Vanavond las ik met interesse het rapport dat verscheen over de perikelen rondom de collegedeelname van GroenLinks in Arnhem. Het geeft een interessante inkijk in het proces van onderhandelingen en hoe dat fout kan gaan als de communicatie niet optimaal is. Uiteindelijk heeft de gemeenteraadsfractie ingestemd met collegedeelname, terwijl de afdelingsvergadering dit akkoord had verworpen. De verwerping van het akkoord gebeurde overigens niet zozeer vanwege inhoudelijke redenen, maar omdat er gedoe was ontstaan rond de invulling van de wethouderspost. De beoogde kandidaat kon zich niet vinden in het idee dat de zes wethouders elk 80% betaald zouden krijgen, maar wel volledig gingen werken. De episode brengt de aloude tegenstelling tussen fractie en partij weer in kaart.

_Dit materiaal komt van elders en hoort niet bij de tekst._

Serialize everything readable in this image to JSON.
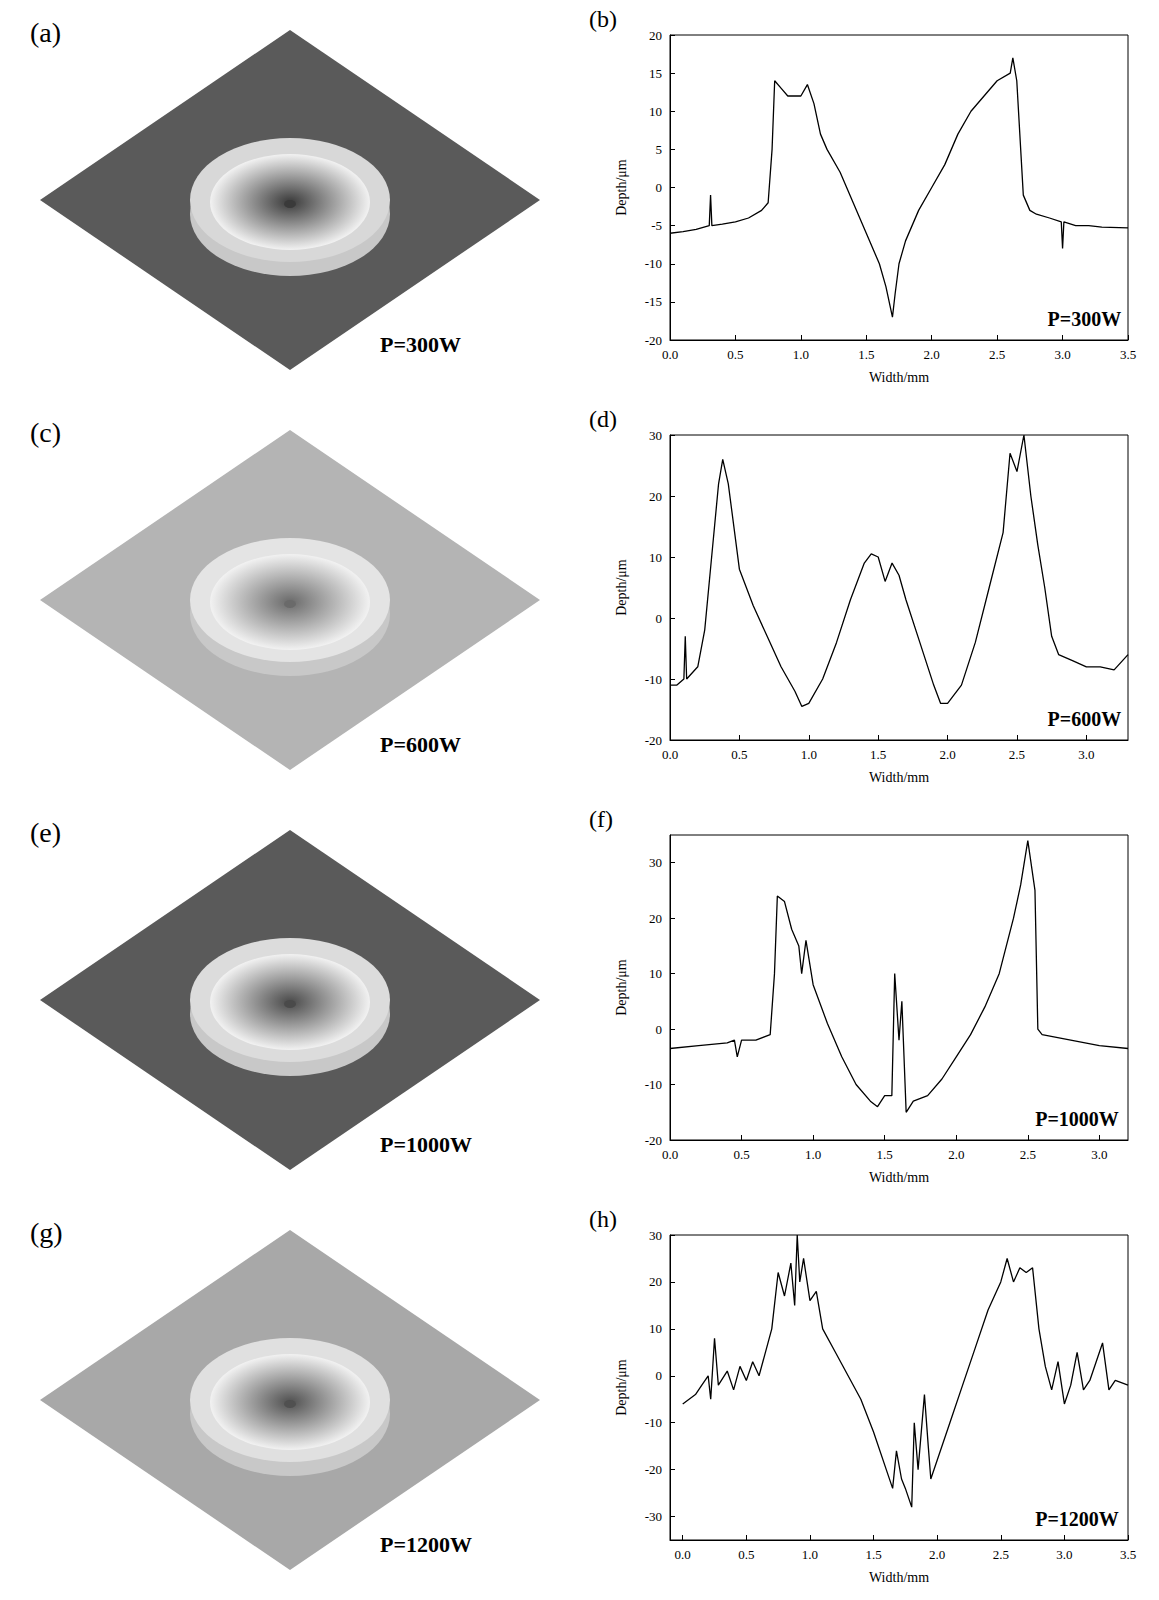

De tegenstelling tussen de volksvertegenwoordigers en bestuurders van een partij vormt al sinds de vorming van massapartijen van tijd tot tijd een probleem. Als iedereen het eens is, hoor je natuurlijk niemand. Maar als er een verschil van inzicht is, komt de vraag naar boven: wie heeft het hier nu voor het zeggen? De wetgeving is daar in vrijwel alle landen heel duidelijk over: de volksvertegenwoordigers bepalen zelf wat ze zeggen en hoe ze stemmen. In Nederland bestaan politieke partijen wettelijk gezien zelfs eigenlijk niet, behalve voor subsidiedoeleinden. De fractie bepaalt dus zelf hoe ze zich politiek opstelt, de fractieleden gaan over hun eigen stemgedrag en kunnen dus ook besluiten om deel te nemen aan een college. Het enige wat een partij kan doen is ze er uit gooien als ze het echt te bont maken, maar dat ultieme middel wordt natuurlijk pas ingezet als alle pogingen tot bemiddeling mislukken. Het laatste voorbeeld hiervan is SP-Europarlementariër Kartika Liothard, die na ruzie met de fractievoorzitter als onafhankelijk lid verder ging.

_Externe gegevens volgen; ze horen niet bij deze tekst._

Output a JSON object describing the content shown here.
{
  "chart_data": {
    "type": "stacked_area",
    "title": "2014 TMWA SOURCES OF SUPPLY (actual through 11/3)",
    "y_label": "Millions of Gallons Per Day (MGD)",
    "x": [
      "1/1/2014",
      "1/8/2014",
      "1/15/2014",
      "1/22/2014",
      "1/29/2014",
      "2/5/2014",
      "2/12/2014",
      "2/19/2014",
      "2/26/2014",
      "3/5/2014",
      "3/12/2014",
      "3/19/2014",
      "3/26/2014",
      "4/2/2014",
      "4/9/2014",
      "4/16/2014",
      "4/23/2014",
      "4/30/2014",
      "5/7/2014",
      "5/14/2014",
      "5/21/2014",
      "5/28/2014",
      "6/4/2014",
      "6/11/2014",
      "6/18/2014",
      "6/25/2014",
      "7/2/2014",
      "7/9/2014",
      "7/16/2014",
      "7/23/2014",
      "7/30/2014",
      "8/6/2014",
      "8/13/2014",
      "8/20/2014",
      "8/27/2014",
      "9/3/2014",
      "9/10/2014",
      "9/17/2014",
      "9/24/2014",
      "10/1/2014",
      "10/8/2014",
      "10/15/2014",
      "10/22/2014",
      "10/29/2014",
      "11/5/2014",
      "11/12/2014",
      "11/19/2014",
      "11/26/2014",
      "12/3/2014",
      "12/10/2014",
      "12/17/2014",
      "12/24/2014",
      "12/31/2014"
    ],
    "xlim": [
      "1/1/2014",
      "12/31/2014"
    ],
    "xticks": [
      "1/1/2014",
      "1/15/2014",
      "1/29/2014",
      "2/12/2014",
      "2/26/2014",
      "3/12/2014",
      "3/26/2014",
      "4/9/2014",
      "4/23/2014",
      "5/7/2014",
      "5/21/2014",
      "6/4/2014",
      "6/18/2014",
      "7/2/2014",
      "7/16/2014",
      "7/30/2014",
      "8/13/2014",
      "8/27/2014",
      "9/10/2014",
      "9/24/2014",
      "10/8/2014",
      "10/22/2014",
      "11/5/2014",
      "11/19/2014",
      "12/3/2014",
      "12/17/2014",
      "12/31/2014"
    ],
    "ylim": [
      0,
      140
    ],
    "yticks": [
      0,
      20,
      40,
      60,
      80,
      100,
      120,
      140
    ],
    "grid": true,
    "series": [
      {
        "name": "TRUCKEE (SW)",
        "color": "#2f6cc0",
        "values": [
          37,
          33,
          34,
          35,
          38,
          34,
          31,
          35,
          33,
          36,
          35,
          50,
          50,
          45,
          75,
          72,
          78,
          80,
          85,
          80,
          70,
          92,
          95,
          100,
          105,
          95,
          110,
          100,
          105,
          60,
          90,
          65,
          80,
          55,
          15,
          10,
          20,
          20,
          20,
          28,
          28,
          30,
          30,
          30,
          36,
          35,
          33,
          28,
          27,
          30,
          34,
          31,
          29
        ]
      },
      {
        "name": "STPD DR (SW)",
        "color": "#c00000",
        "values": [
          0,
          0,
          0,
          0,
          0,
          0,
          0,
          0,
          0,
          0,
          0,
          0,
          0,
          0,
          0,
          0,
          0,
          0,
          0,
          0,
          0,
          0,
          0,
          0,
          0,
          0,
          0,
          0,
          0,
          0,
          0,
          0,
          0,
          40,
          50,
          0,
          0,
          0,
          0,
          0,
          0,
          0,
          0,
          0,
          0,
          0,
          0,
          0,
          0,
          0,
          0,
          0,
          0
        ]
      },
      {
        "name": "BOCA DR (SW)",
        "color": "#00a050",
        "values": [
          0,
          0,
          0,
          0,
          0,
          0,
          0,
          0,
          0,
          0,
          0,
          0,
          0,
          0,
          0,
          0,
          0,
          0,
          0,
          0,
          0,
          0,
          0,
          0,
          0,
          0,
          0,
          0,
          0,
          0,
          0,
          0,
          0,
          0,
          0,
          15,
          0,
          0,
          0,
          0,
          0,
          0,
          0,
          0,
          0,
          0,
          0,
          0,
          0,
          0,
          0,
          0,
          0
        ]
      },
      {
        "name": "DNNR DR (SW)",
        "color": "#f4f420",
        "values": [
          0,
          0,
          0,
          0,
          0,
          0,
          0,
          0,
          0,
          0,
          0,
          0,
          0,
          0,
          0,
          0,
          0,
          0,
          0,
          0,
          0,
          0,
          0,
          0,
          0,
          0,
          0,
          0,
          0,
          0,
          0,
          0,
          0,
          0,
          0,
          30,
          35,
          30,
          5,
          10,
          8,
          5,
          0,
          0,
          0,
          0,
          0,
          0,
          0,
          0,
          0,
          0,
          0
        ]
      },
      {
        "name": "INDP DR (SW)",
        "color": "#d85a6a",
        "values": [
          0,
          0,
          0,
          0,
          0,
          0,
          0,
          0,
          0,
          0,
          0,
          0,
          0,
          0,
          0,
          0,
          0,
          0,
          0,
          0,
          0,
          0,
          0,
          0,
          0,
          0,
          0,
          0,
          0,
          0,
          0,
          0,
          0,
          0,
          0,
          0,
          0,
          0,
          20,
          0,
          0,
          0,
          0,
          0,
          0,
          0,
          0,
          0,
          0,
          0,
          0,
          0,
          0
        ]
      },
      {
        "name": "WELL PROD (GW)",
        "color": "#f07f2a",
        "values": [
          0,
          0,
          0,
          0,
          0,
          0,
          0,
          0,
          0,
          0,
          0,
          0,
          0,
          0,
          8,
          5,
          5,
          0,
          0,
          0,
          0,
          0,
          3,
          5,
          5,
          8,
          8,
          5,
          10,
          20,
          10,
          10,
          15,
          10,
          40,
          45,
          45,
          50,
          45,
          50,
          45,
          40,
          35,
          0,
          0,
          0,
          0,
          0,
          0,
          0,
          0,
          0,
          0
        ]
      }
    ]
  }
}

Overigens verzet de wetgever zich er niet tegen dat de partij zich met de fractie bemoeit, bijvoorbeeld via overleg tussen bestuur en fractie of middels het afleggen van verantwoordelijkheid aan ledenvergaderingen. De fractieleden moeten zonder 'last of ruggenspraak' kunnen spreken en stemmen in de gemeenteraad, maar informatie en verantwoording is niet uitgesloten. Eén passage in de toelichting van het Arnhemse rapport verbaasde mij dan ook enigzins. Er wordt voorgesteld om de Arnhemse reglementen te wijzigen, zodat de afdelingsvoorzitter niet langer in de onderhanderlingsdelegatie voor de coalitieonderhandelingen zit. Dit is op zich een goed voorstel, want de fractie lijkt de eerst aangewezene voor het voeren van de onderhandelingen. De motivatie van de commissie is echter:
"Motivatie: Analoog aan landelijke reglement. Bestuurder kan geen lid zijn van de onderhandeldelegatie. De fractie is de wettelijk aangewezen onderhandelingspartner."

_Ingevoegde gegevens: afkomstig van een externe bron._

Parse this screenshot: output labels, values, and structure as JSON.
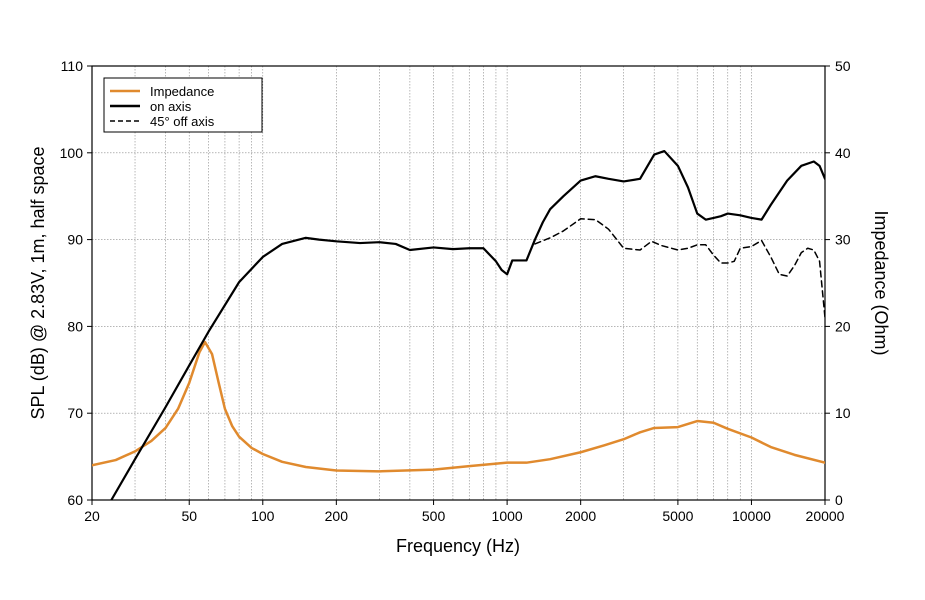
{
  "chart_data": {
    "type": "line",
    "xscale": "log",
    "xlabel": "Frequency (Hz)",
    "ylabel_left": "SPL (dB) @ 2.83V, 1m, half space",
    "ylabel_right": "Impedance (Ohm)",
    "xlim": [
      20,
      20000
    ],
    "ylim_left": [
      60,
      110
    ],
    "ylim_right": [
      0,
      50
    ],
    "grid": true,
    "legend_position": "top-left",
    "x_ticks": [
      20,
      50,
      100,
      200,
      500,
      1000,
      2000,
      5000,
      10000,
      20000
    ],
    "x_tick_labels": [
      "20",
      "50",
      "100",
      "200",
      "500",
      "1000",
      "2000",
      "5000",
      "10000",
      "20000"
    ],
    "y_left_ticks": [
      60,
      70,
      80,
      90,
      100,
      110
    ],
    "y_left_tick_labels": [
      "60",
      "70",
      "80",
      "90",
      "100",
      "110"
    ],
    "y_right_ticks": [
      0,
      10,
      20,
      30,
      40,
      50
    ],
    "y_right_tick_labels": [
      "0",
      "10",
      "20",
      "30",
      "40",
      "50"
    ],
    "series": [
      {
        "name": "Impedance",
        "axis": "right",
        "color": "#e08a2e",
        "dash": "solid",
        "x": [
          20,
          25,
          30,
          35,
          40,
          45,
          50,
          55,
          58,
          62,
          66,
          70,
          75,
          80,
          90,
          100,
          120,
          150,
          200,
          300,
          500,
          700,
          1000,
          1200,
          1500,
          2000,
          2500,
          3000,
          3500,
          4000,
          5000,
          6000,
          7000,
          8000,
          10000,
          12000,
          15000,
          20000
        ],
        "y": [
          4.0,
          4.6,
          5.6,
          6.8,
          8.3,
          10.5,
          13.5,
          17.0,
          18.2,
          16.8,
          13.5,
          10.5,
          8.5,
          7.3,
          6.0,
          5.3,
          4.4,
          3.8,
          3.4,
          3.3,
          3.5,
          3.9,
          4.3,
          4.3,
          4.7,
          5.5,
          6.3,
          7.0,
          7.8,
          8.3,
          8.4,
          9.1,
          8.9,
          8.2,
          7.2,
          6.1,
          5.2,
          4.3
        ]
      },
      {
        "name": "on axis",
        "axis": "left",
        "color": "#000000",
        "dash": "solid",
        "x": [
          24,
          30,
          40,
          50,
          60,
          80,
          100,
          120,
          150,
          170,
          200,
          250,
          300,
          350,
          400,
          500,
          600,
          700,
          800,
          900,
          950,
          1000,
          1050,
          1100,
          1200,
          1300,
          1400,
          1500,
          1700,
          2000,
          2300,
          2600,
          3000,
          3500,
          4000,
          4400,
          5000,
          5500,
          6000,
          6500,
          7000,
          7500,
          8000,
          9000,
          10000,
          11000,
          12000,
          14000,
          16000,
          18000,
          19000,
          20000
        ],
        "y": [
          60,
          64.7,
          70.7,
          75.5,
          79.4,
          85.1,
          88.0,
          89.5,
          90.2,
          90.0,
          89.8,
          89.6,
          89.7,
          89.5,
          88.8,
          89.1,
          88.9,
          89.0,
          89.0,
          87.5,
          86.5,
          86.0,
          87.6,
          87.6,
          87.6,
          90.0,
          92.0,
          93.5,
          95.0,
          96.8,
          97.3,
          97.0,
          96.7,
          97.0,
          99.8,
          100.2,
          98.5,
          96.0,
          93.0,
          92.3,
          92.5,
          92.7,
          93.0,
          92.8,
          92.5,
          92.3,
          94.0,
          96.8,
          98.5,
          99.0,
          98.5,
          97.0
        ]
      },
      {
        "name": "45° off axis",
        "axis": "left",
        "color": "#000000",
        "dash": "dashed",
        "x": [
          1300,
          1500,
          1700,
          2000,
          2300,
          2600,
          3000,
          3500,
          3900,
          4300,
          5000,
          5500,
          6000,
          6500,
          7000,
          7500,
          8000,
          8500,
          9000,
          10000,
          11000,
          12000,
          13000,
          14000,
          15000,
          16000,
          17000,
          18000,
          19000,
          20000
        ],
        "y": [
          89.5,
          90.2,
          91.0,
          92.4,
          92.3,
          91.2,
          89.0,
          88.8,
          89.8,
          89.3,
          88.8,
          89.0,
          89.4,
          89.4,
          88.2,
          87.3,
          87.3,
          87.5,
          89.0,
          89.2,
          89.9,
          88.0,
          86.0,
          85.8,
          87.0,
          88.5,
          89.0,
          88.8,
          87.5,
          81.0
        ]
      }
    ]
  }
}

Hiervoor kan ik noch in de reglementen van GroenLinks noch in de wet steun vinden. In de GroenLinkse reglementen staat dat het bestuur wordt betrokken bij het interne overleg over de onderhandelingen, maar er staat niet dat een bestuurder de 'externe' onderhandelingen niet mag voeren. In de Gemeentewet staat maar één ding over de college-onderhandelingen, namelijk dat de burgemeester daar achteraf over geïnformeerd moet worden. Natuurlijk, uit de wet volgt dat de fractie geen betrokkenheid van de partij hoeft te zoeken en dat ze geen instemming van de partij nodig heeft. Maar dat betekent nog niet dat de fractie daarmee de 'wettelijk aangewezen' onderhandelingspartner is. Wettelijk gezien is daarvoor namelijk helemaal niemand aangewezen. Net als in de landelijke coalitieformatie is dit een proces wat zich grotendeels aan het geschreven recht onttrekt. Wat er wettelijk gezien toe doet is wie er uiteindelijk stemt over de benoeming van de wethouders. Dat is volstrekt helder: de raadsleden. Maar als de raadsleden onvoldoende draagvlak hebben binnen een partij(afdeling), kan dat wel uitmonden in conflict en crisis. En daar wordt uiteindelijk geen van beide beter van.